Ia memanggil kedua orang tuanya sebagai “bibi dan paman” sampai usia 7 tahun untuk menghindari kecurigaan pihak berwenang. Kedua orang tuanya menghabiskan seluruh tabungannya berupa sekarung besar uang receh, untuk menyuap pejabat setempat sehingga Jiang Lianjiao dapat tinggal di rumah bersama mereka.

Setelah bertemu kembali dengan kedua orang tuanya pada usia 7 tahun, Jiang Lianjiao mulai berlatih disiplin spiritual yang disebut Falun Gong dengan kedua orang tuanya. Setiap hari, sekitar 30 orang akan bergabung dengan Jiang Lianjiao dan keluarganya di halaman gedung apartemen mereka untuk berlatih latihan meditasi bersama. 

Jiang Lianjiao, saudara perempuannya, dan kedua orang tuanya melakukan perjalanan dengan perahu ke kampung halaman ayahnya di dekat Kotamadya Wufeng untuk menunjukkan meditasi kepada sesama warga desa. Jiang Lianjiao dan saudara perempuannya selalu berada di depan.

Keterangan foto: Praktisi Falun Gong Jiang Lianjiao (kanan), berfoto bersama saudara perempuannya, di kota kelahirannya di Provinsi Hubei, Tiongkok, dalam file foto ini. (Disediakan untuk The Epoch Times)

Kehidupan bahagia itu berakhir dalam waktu semalam. Pada tanggal 20 Juli 1999, Jiang Lianjiao, yang saat itu berusia 8 tahun, menemukan dirinya dan keluarganya ditargetkan dalam kampanye nasional untuk menumpas Falun Gong. Beberapa praktisi Falun Gong yang bekerja untuk negara diberitahu mengenai rencana penangkapan dan penahanan praktisi Falun Gong. 

Meskipun demikian, puluhan praktisi Falun Gong masih muncul di halaman gedung apartemen Jiang Lianjiao untuk latihan. Tidak terpengaruh. Mobil polisi segera muncul, dan petugas membawa semua orang ke kantor polisi setempat. Ayah Jiang Lianjiao ditahan selama sebulan.
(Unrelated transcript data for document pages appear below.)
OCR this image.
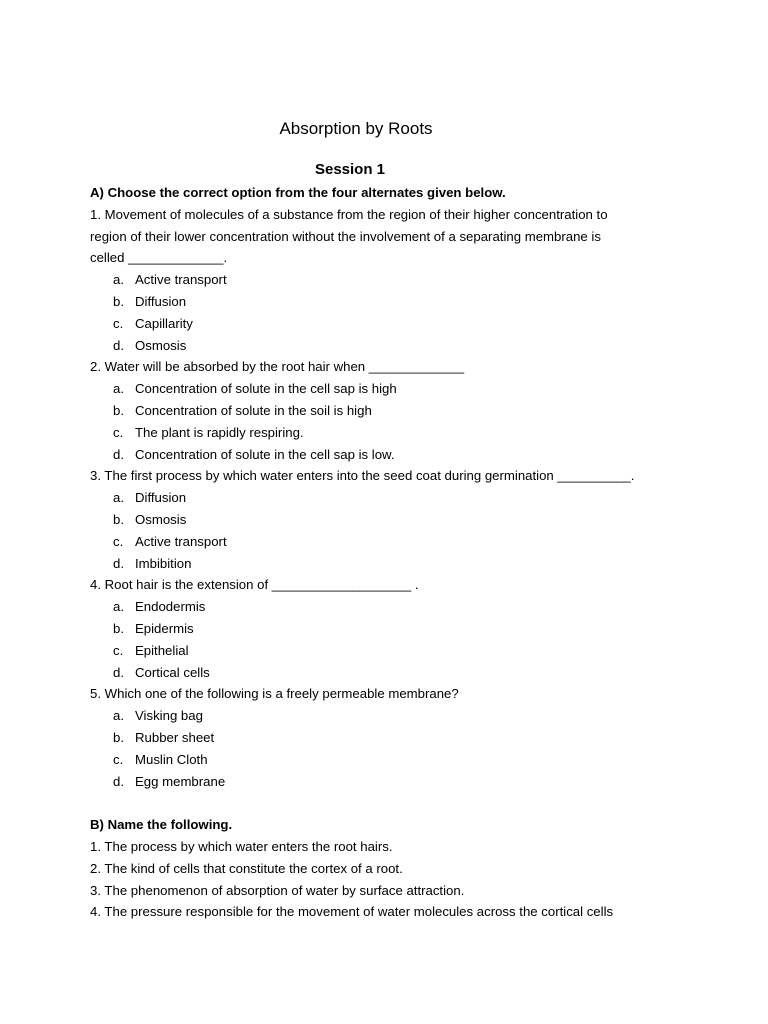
Absorption by Roots
Session 1
A) Choose the correct option from the four alternates given below.
1. Movement of molecules of a substance from the region of their higher concentration to
region of their lower concentration without the involvement of a separating membrane is
celled _____________.
a. Active transport
b. Diffusion
c. Capillarity
d. Osmosis
2. Water will be absorbed by the root hair when _____________
a. Concentration of solute in the cell sap is high
b. Concentration of solute in the soil is high
c. The plant is rapidly respiring.
d. Concentration of solute in the cell sap is low.
3. The first process by which water enters into the seed coat during germination __________.
a. Diffusion
b. Osmosis
c. Active transport
d. Imbibition
4. Root hair is the extension of ___________________ .
a. Endodermis
b. Epidermis
c. Epithelial
d. Cortical cells
5. Which one of the following is a freely permeable membrane?
a. Visking bag
b. Rubber sheet
c. Muslin Cloth
d. Egg membrane
B) Name the following.
1. The process by which water enters the root hairs.
2. The kind of cells that constitute the cortex of a root.
3. The phenomenon of absorption of water by surface attraction.
4. The pressure responsible for the movement of water molecules across the cortical cells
Penganiayaan tersebut diprakarsai oleh pemimpin Partai Komunis Tiongkok Jiang Zemin, yang menganggap popularitas Falun Gong yang luar biasa sebagai ancaman terhadap aturan Partai Komunis Tiongkok.

Pada akhir tahun 1990-an, sekitar 100 juta orang di Tiongkok berlatih Falun Gong, sebuah latihan kuno dengan ajaran moral berpusat pada prinsip inti yaitu Sejati, Baik, dan Sabar. Lebih dari dua dekade, Minghui.org, sebuah pusat klarifikasi yang didedikasikan untuk mendokumentasikan penganiayaan tersebut, mengidentifikasi lebih dari 4.500 praktisi Falun Gong meninggal akibat penyiksaan. 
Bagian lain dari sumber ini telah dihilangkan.